Öncesinde de anlatmaya çalıştım, okuyucu takip ettiği yazarı bir miktar kendisiyle özdeşleştirebilir, kendi düşüncesinin doğrulanmasını bekler, hatta düşüncelerini ve tavrını beğeniyorsa diğer konularda da uyum arayışına girer. Bu yaklaşım haklılık payı taşıyabilir, herkes birilerinden modelleme yapabilir. Ancak mesele bir düşüncenin ifadesi olduğunda, kimseyi kırmayı amaçlamasa da, elbette can sıkıcı unsurları barındırabilir, hatta barındırmalıdır, yoksa “lay lay lom” bir yazının, nüktedan da (esprili) değilse bir anlamı yoktur. Örneğin küresel ısınma vardır, bu da fazlasıyla can sıkıcı bir durumdur, dolu felaketleriyle süslenmekte, kullanılabilir su kaynaklarının azalmasıyla sonuçlanmakta, ama değiştirilmesi de zor görünmektedir. Dünyanın siyasi gidişatının ne olduğu bile bu vahşice yok edişin yanında çok hafif kalır. Lakin bu konuların da bıkmadan usanmadan dile getirilmesi lazımdır. Bunları yazan birine gücenmek ya meselenin öneminin idrak edilmediğini gösterir ya da duyarsızlaşma had safhadadır; bunun küresel ısınma nedenlerini hazırlayanlardan pek bir farkı yoktur.

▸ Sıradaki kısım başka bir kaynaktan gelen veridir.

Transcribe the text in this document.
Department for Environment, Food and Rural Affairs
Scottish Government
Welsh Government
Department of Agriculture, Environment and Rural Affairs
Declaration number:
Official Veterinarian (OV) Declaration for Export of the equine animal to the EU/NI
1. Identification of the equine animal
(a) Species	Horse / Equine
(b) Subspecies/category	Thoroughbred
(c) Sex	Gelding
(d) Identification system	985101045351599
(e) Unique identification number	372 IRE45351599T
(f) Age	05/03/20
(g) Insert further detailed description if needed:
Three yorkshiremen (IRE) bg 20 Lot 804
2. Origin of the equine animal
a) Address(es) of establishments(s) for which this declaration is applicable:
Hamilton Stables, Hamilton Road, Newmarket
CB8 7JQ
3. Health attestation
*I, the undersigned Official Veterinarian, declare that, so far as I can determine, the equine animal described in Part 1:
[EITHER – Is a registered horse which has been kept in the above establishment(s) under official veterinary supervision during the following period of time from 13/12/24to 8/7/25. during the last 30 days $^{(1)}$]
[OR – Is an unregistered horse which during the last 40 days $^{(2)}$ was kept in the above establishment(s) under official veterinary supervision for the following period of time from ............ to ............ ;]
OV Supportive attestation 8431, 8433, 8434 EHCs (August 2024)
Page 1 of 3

Okurun gururunu okşamak “son derece” tehlikelidir
Çoğu insan sevmedikleri bir kişiyi televizyonda görmeye dayanmaz, “kapat kapat” şeklinde gerçekten sert tepki verilir ya da kanal değiştirilir. Oysa bu yaklaşım o yayının yapılmasını engellemez, başını kuma gömmektir. Bilakis dinlemek ve buna göre düşünce geliştirmek gerekir, görmezden gelmek bütün kapıları kapatır. Ama aynı kişiler çoksatar muhalif gazetenin arka kapak köşe yazarından doğrudan ismiyle bahseder (içselleştirmiştir) ve “bak ne biçim yazmış yine” der. Oysa arşiv becerisi ve ifade gücü açısından son derece başarılı yazar arkadaşımızın aslında yazdığı yeni bir düşünce ya da haber yoktur. Onu okumak insanı “tuttuğu takımın gol atması” haleti ruhiyesine sokar, geçici mutluluk ve gurur yaratır. İşte bu durum “son derece” tehlikelidir, çünkü okuyucunun içindeki birikmiş eylem gücünü, değiştirme yetisini ortadan kaldırır, yani “gaz alır”, bir nevi supap işlevi gösterir. İyi bir yazı eleştirmeli, insanları kırmamalı, ama düşündürmeli, beri yandan bir şeyler yapılması gerekiyorsa (pozitif ya da negatif yönde) eyleme geçirmelidir.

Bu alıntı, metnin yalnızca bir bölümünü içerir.